If I haven’t mentioned this before, though I am pretty sure I have, being trans is not for the faint of heart. We face being ostracized by our families, harassment at work, confusion in public spaces and even violence. We are often marginalized even by those that fight for the disenfranchised. In particular we often experience some rather brutal rhetoric from the radical feminist community.
This, of course, leaves us hurt and even more confused. These are people who want to undo the system that has left us in the cold, surely they must be allies. Instead they accuse us of perpetuating that system, often using language that does not just reinforce our status as outsiders, but outright labels us enemies. The curious part is that, for the most part, this invective is directed at the segment to which I belong, male-to-female transgender women. Female-to-male transgender men are still welcome in Womyn’s conferences and concerts.

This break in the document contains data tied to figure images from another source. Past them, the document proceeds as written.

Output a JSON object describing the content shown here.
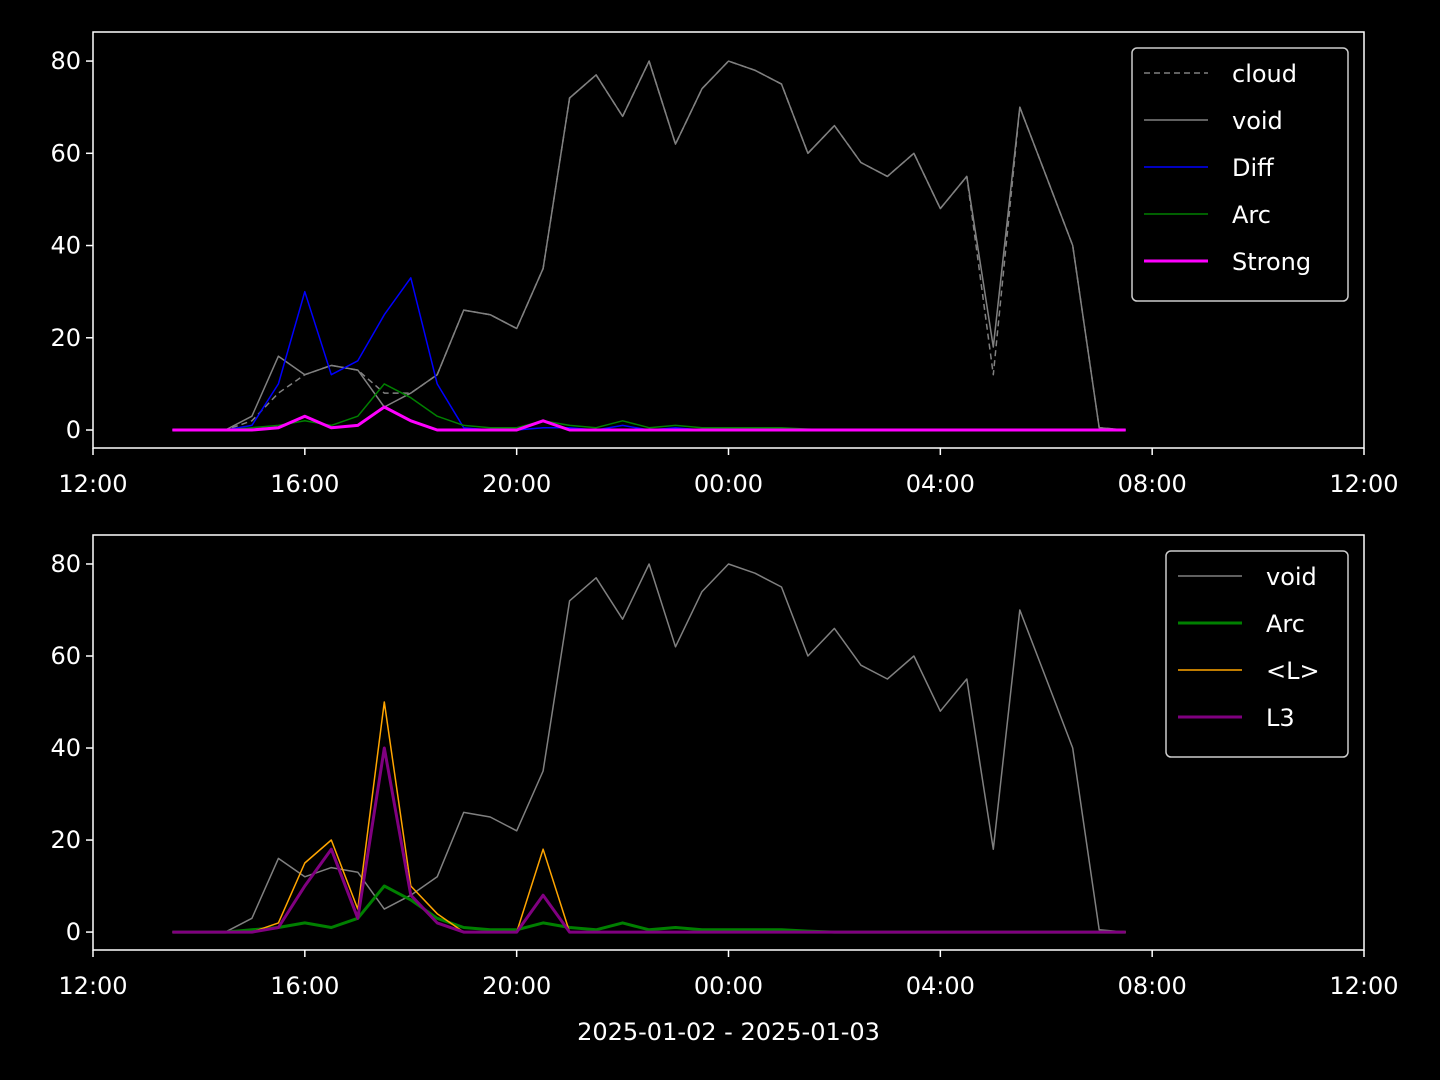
{
  "chart_data": [
    {
      "type": "line",
      "x": [
        "2025-01-02T13:30",
        "2025-01-02T14:00",
        "2025-01-02T14:30",
        "2025-01-02T15:00",
        "2025-01-02T15:30",
        "2025-01-02T16:00",
        "2025-01-02T16:30",
        "2025-01-02T17:00",
        "2025-01-02T17:30",
        "2025-01-02T18:00",
        "2025-01-02T18:30",
        "2025-01-02T19:00",
        "2025-01-02T19:30",
        "2025-01-02T20:00",
        "2025-01-02T20:30",
        "2025-01-02T21:00",
        "2025-01-02T21:30",
        "2025-01-02T22:00",
        "2025-01-02T22:30",
        "2025-01-02T23:00",
        "2025-01-02T23:30",
        "2025-01-03T00:00",
        "2025-01-03T00:30",
        "2025-01-03T01:00",
        "2025-01-03T01:30",
        "2025-01-03T02:00",
        "2025-01-03T02:30",
        "2025-01-03T03:00",
        "2025-01-03T03:30",
        "2025-01-03T04:00",
        "2025-01-03T04:30",
        "2025-01-03T05:00",
        "2025-01-03T05:30",
        "2025-01-03T06:00",
        "2025-01-03T06:30",
        "2025-01-03T07:00",
        "2025-01-03T07:30"
      ],
      "series": [
        {
          "name": "cloud",
          "color": "#808080",
          "dash": true,
          "width": 1.5,
          "values": [
            0,
            0,
            0,
            2,
            8,
            12,
            14,
            13,
            8,
            8,
            12,
            26,
            25,
            22,
            35,
            72,
            77,
            68,
            80,
            62,
            74,
            80,
            78,
            75,
            60,
            66,
            58,
            55,
            60,
            48,
            55,
            12,
            70,
            55,
            40,
            0.5,
            0
          ]
        },
        {
          "name": "void",
          "color": "#808080",
          "dash": false,
          "width": 1.5,
          "values": [
            0,
            0,
            0,
            3,
            16,
            12,
            14,
            13,
            5,
            8,
            12,
            26,
            25,
            22,
            35,
            72,
            77,
            68,
            80,
            62,
            74,
            80,
            78,
            75,
            60,
            66,
            58,
            55,
            60,
            48,
            55,
            18,
            70,
            55,
            40,
            0.5,
            0
          ]
        },
        {
          "name": "Diff",
          "color": "#0000ff",
          "dash": false,
          "width": 1.5,
          "values": [
            0,
            0,
            0,
            1,
            10,
            30,
            12,
            15,
            25,
            33,
            10,
            0.5,
            0,
            0,
            0.5,
            0.5,
            0,
            1,
            0,
            0.5,
            0,
            0.5,
            0,
            0,
            0,
            0,
            0,
            0,
            0,
            0,
            0,
            0,
            0,
            0,
            0,
            0,
            0
          ]
        },
        {
          "name": "Arc",
          "color": "#008000",
          "dash": false,
          "width": 1.5,
          "values": [
            0,
            0,
            0,
            0.5,
            1,
            2,
            1,
            3,
            10,
            7,
            3,
            1,
            0.5,
            0.5,
            2,
            1,
            0.5,
            2,
            0.5,
            1,
            0.5,
            0.5,
            0.5,
            0.5,
            0.2,
            0,
            0,
            0,
            0,
            0,
            0,
            0,
            0,
            0,
            0,
            0,
            0
          ]
        },
        {
          "name": "Strong",
          "color": "#ff00ff",
          "dash": false,
          "width": 3,
          "values": [
            0,
            0,
            0,
            0,
            0.5,
            3,
            0.5,
            1,
            5,
            2,
            0,
            0,
            0,
            0,
            2,
            0,
            0,
            0,
            0,
            0,
            0,
            0,
            0,
            0,
            0,
            0,
            0,
            0,
            0,
            0,
            0,
            0,
            0,
            0,
            0,
            0,
            0
          ]
        }
      ],
      "xlim": [
        "2025-01-02T12:00",
        "2025-01-03T12:00"
      ],
      "xticks": [
        {
          "value": "2025-01-02T12:00",
          "label": "12:00"
        },
        {
          "value": "2025-01-02T16:00",
          "label": "16:00"
        },
        {
          "value": "2025-01-02T20:00",
          "label": "20:00"
        },
        {
          "value": "2025-01-03T00:00",
          "label": "00:00"
        },
        {
          "value": "2025-01-03T04:00",
          "label": "04:00"
        },
        {
          "value": "2025-01-03T08:00",
          "label": "08:00"
        },
        {
          "value": "2025-01-03T12:00",
          "label": "12:00"
        }
      ],
      "ylim": [
        -3.9,
        86.3
      ],
      "yticks": [
        0,
        20,
        40,
        60,
        80
      ],
      "legend": "upper right"
    },
    {
      "type": "line",
      "x": [
        "2025-01-02T13:30",
        "2025-01-02T14:00",
        "2025-01-02T14:30",
        "2025-01-02T15:00",
        "2025-01-02T15:30",
        "2025-01-02T16:00",
        "2025-01-02T16:30",
        "2025-01-02T17:00",
        "2025-01-02T17:30",
        "2025-01-02T18:00",
        "2025-01-02T18:30",
        "2025-01-02T19:00",
        "2025-01-02T19:30",
        "2025-01-02T20:00",
        "2025-01-02T20:30",
        "2025-01-02T21:00",
        "2025-01-02T21:30",
        "2025-01-02T22:00",
        "2025-01-02T22:30",
        "2025-01-02T23:00",
        "2025-01-02T23:30",
        "2025-01-03T00:00",
        "2025-01-03T00:30",
        "2025-01-03T01:00",
        "2025-01-03T01:30",
        "2025-01-03T02:00",
        "2025-01-03T02:30",
        "2025-01-03T03:00",
        "2025-01-03T03:30",
        "2025-01-03T04:00",
        "2025-01-03T04:30",
        "2025-01-03T05:00",
        "2025-01-03T05:30",
        "2025-01-03T06:00",
        "2025-01-03T06:30",
        "2025-01-03T07:00",
        "2025-01-03T07:30"
      ],
      "series": [
        {
          "name": "void",
          "color": "#808080",
          "dash": false,
          "width": 1.5,
          "values": [
            0,
            0,
            0,
            3,
            16,
            12,
            14,
            13,
            5,
            8,
            12,
            26,
            25,
            22,
            35,
            72,
            77,
            68,
            80,
            62,
            74,
            80,
            78,
            75,
            60,
            66,
            58,
            55,
            60,
            48,
            55,
            18,
            70,
            55,
            40,
            0.5,
            0
          ]
        },
        {
          "name": "Arc",
          "color": "#008000",
          "dash": false,
          "width": 3,
          "values": [
            0,
            0,
            0,
            0.5,
            1,
            2,
            1,
            3,
            10,
            7,
            3,
            1,
            0.5,
            0.5,
            2,
            1,
            0.5,
            2,
            0.5,
            1,
            0.5,
            0.5,
            0.5,
            0.5,
            0.2,
            0,
            0,
            0,
            0,
            0,
            0,
            0,
            0,
            0,
            0,
            0,
            0
          ]
        },
        {
          "name": "<L>",
          "color": "#ffa500",
          "dash": false,
          "width": 1.5,
          "values": [
            0,
            0,
            0,
            0,
            2,
            15,
            20,
            5,
            50,
            10,
            4,
            0,
            0,
            0,
            18,
            0,
            0,
            0,
            0,
            0,
            0,
            0,
            0,
            0,
            0,
            0,
            0,
            0,
            0,
            0,
            0,
            0,
            0,
            0,
            0,
            0,
            0
          ]
        },
        {
          "name": "L3",
          "color": "#800080",
          "dash": false,
          "width": 3,
          "values": [
            0,
            0,
            0,
            0,
            1,
            10,
            18,
            3,
            40,
            8,
            2,
            0,
            0,
            0,
            8,
            0,
            0,
            0,
            0,
            0,
            0,
            0,
            0,
            0,
            0,
            0,
            0,
            0,
            0,
            0,
            0,
            0,
            0,
            0,
            0,
            0,
            0
          ]
        }
      ],
      "xlim": [
        "2025-01-02T12:00",
        "2025-01-03T12:00"
      ],
      "xticks": [
        {
          "value": "2025-01-02T12:00",
          "label": "12:00"
        },
        {
          "value": "2025-01-02T16:00",
          "label": "16:00"
        },
        {
          "value": "2025-01-02T20:00",
          "label": "20:00"
        },
        {
          "value": "2025-01-03T00:00",
          "label": "00:00"
        },
        {
          "value": "2025-01-03T04:00",
          "label": "04:00"
        },
        {
          "value": "2025-01-03T08:00",
          "label": "08:00"
        },
        {
          "value": "2025-01-03T12:00",
          "label": "12:00"
        }
      ],
      "ylim": [
        -3.9,
        86.3
      ],
      "yticks": [
        0,
        20,
        40,
        60,
        80
      ],
      "legend": "upper right",
      "xlabel": "2025-01-02 - 2025-01-03"
    }
  ]
}
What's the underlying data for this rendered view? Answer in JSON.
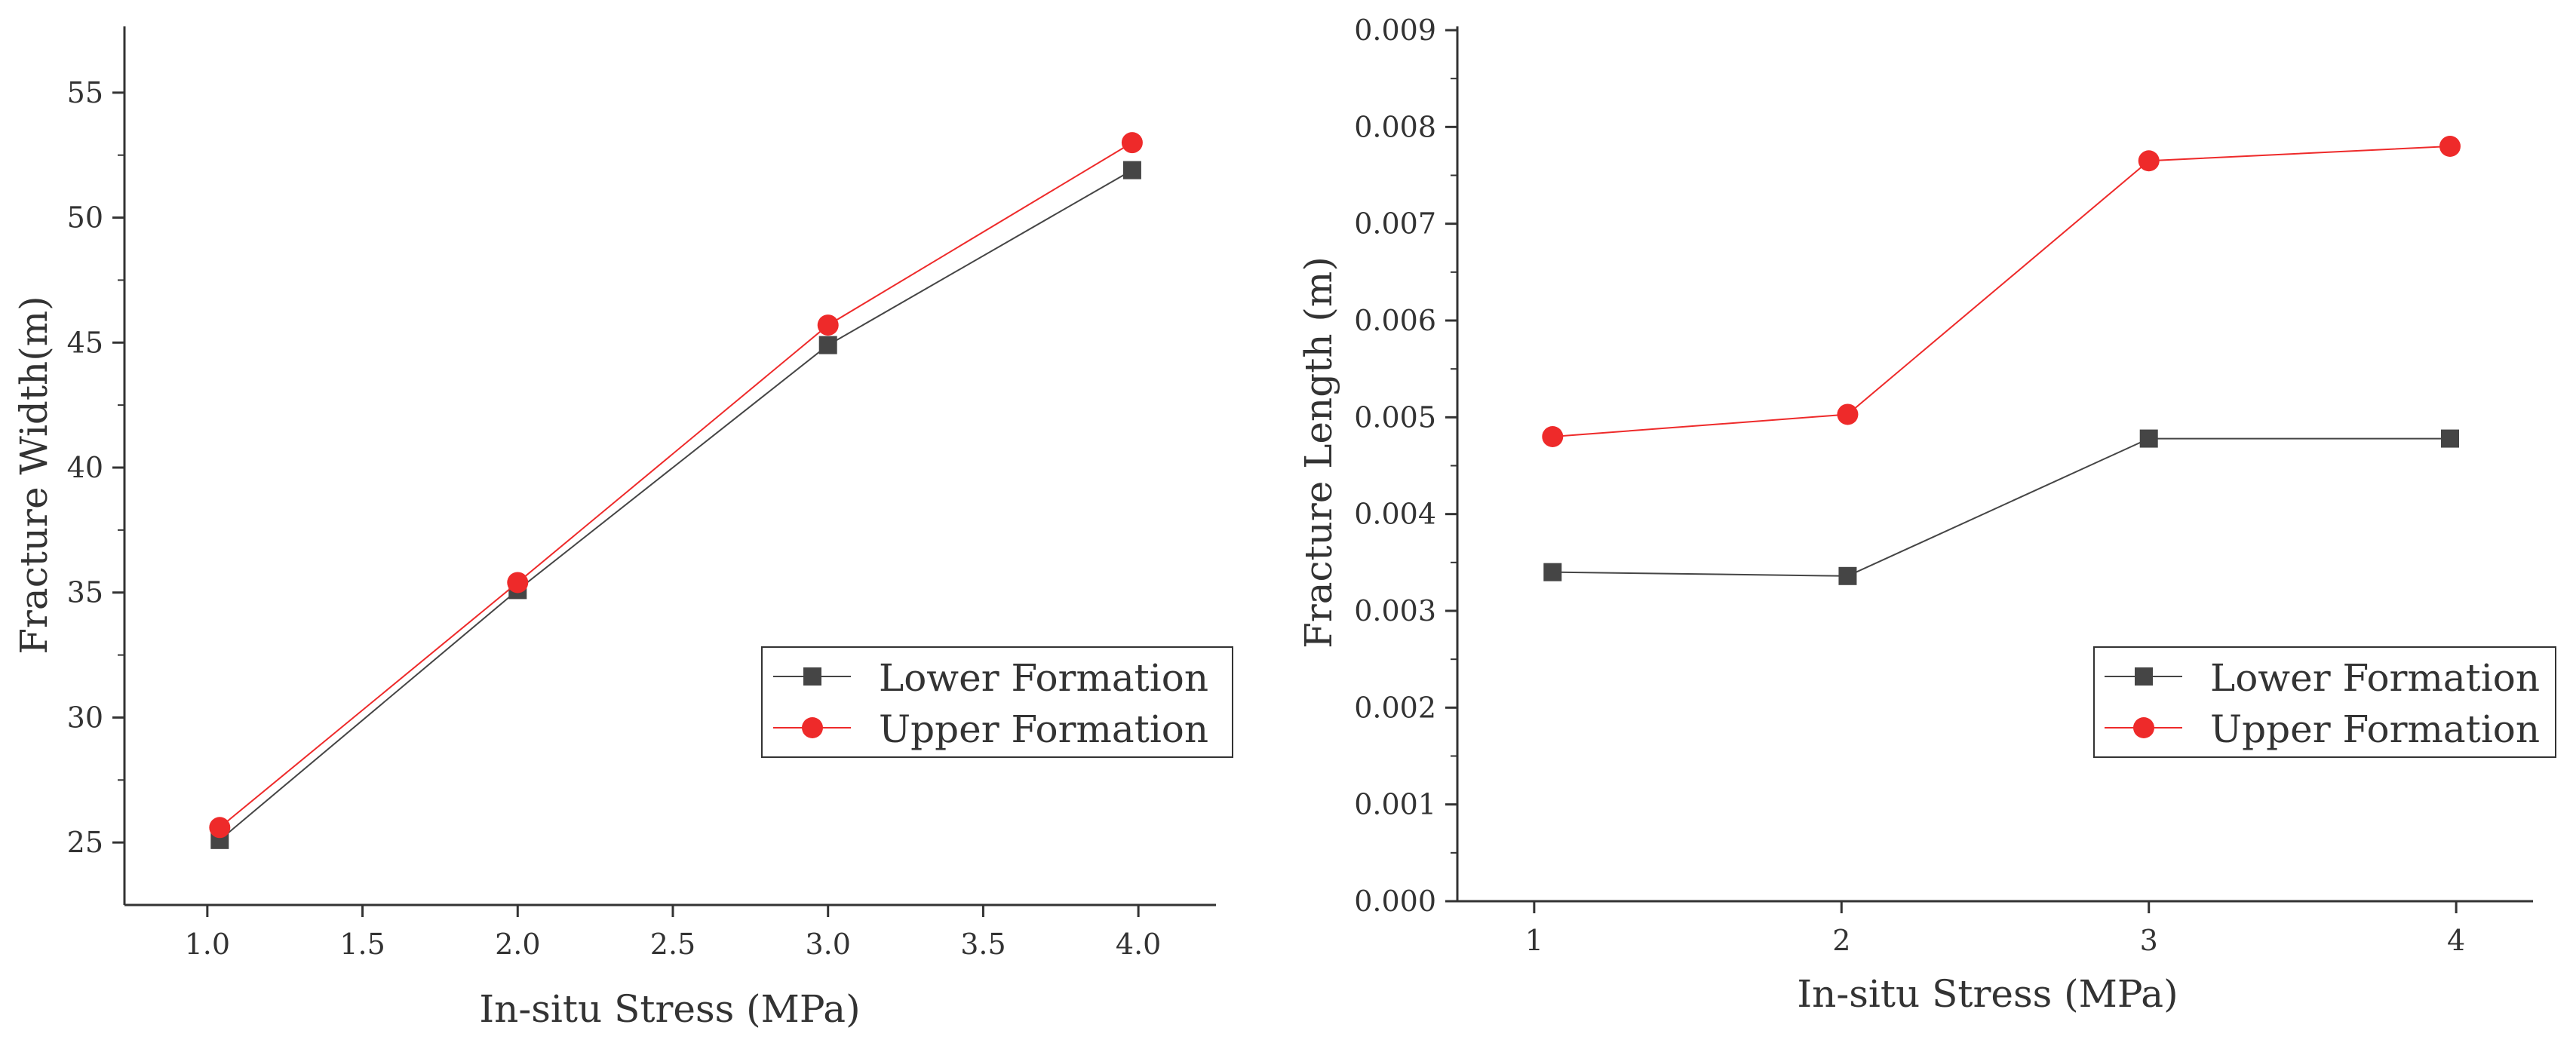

It is easy to get angry at these attacks, and on this reduction of all people to biology (the latter especially considering it is hypocritical in light of feminism’s overall mission.) And I do get angry. However, I think it is counter productive to react with reflexive hurt and rage. Belittling all radical feminists as hate and fear mongers closes off avenues we need and in a way is cruel to them. It ignores their experiences in the patriarchy that hurts us all.
Please do not misunderstand me. I would never tell you to not feel angry or to even eventually vigorously voice that anger toward radical feminists for their transphobia and cis sexism. I would just recommend before doing so taking a step back and understanding how cis male privilege has hurt us all and left them ready to fall into these attitudes. Be ready to educate first. If they still don’t want to listen, by all means, write them off.
It’s tough. White, male, cis, hetero, sexist Christian privilege has hurt large swaths of our society, including those whose privilege it seeks to protect. It is easy to make enemies out of friends, and sometimes, those would be friends have no interest in checking themselves. Some of them might however, and we owe it both to them and ourselves to offer the opportunity to do so.